In short, investors should not take the decline in Treasury yields as a sign that stocks are heading for a correction, according to widely reported remarks last week by Mark Haefele, chief investment officer at UBS Global Wealth Management.
A key metric in all this is the equity risk premium, which measures the difference between the risk-free rate in Treasuries and the return on stocks. This ERP has risen nearly a full percentage point to 6.3% over the past six months, according to one calculation, in another bullish indicator for stocks.
Even as nominal yields have declined, the measure of inflation expectations derived from Treasury inflation-protected securities—the difference between the yield on TIPS and the nominal Treasury yield—has risen.
The decline in the yield on 10-year TIPS to a minus 1.00% from a minus 0.2% in March has restored inflation expectations to near their pre-pandemic 1.7%. This is bullish for stocks since investors expect dividends to rise with inflation while bond prices will decline.
This Fed-induced inversion in traditional market trends may last for some time, as long as the Fed maintains its low-interest-rate policy.
Haefele recommends that investors who share this point of view should pay close attention to what the Fed says, and be ready to shift their view on asset prices accordingly.

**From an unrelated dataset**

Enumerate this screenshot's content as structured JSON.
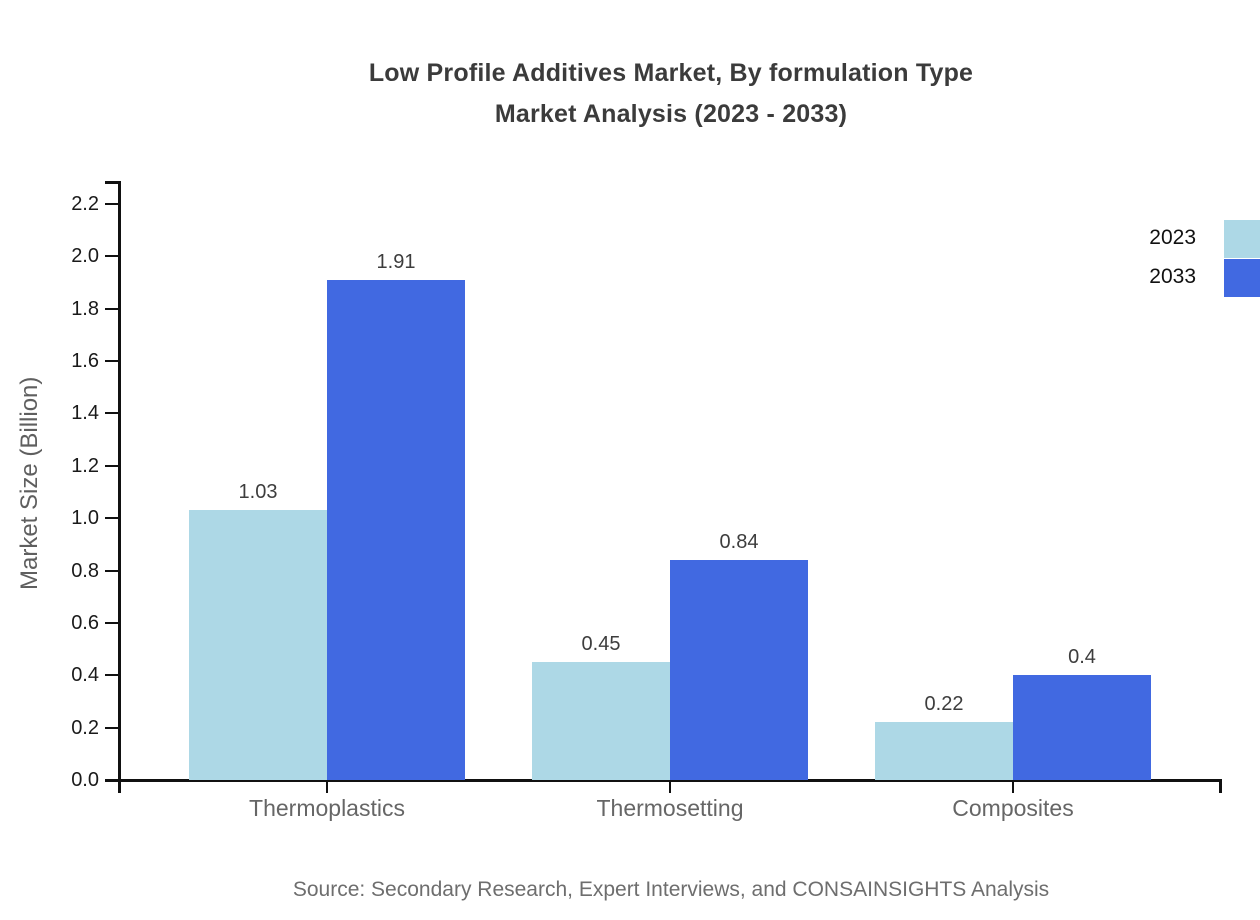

The Fed’s dominant role in steering markets in this manner has ratcheted up interest in chairman Jerome Powell’s planned remarks this week on the central bank’s policy strategy review.
As part of the virtual Jackson Hole symposium, Powell is expected to announce the shift in Fed strategy to overshoot the inflation target of 2%, a pledge which would guarantee easy money for some time to come as the Fed tries to stimulate the economy.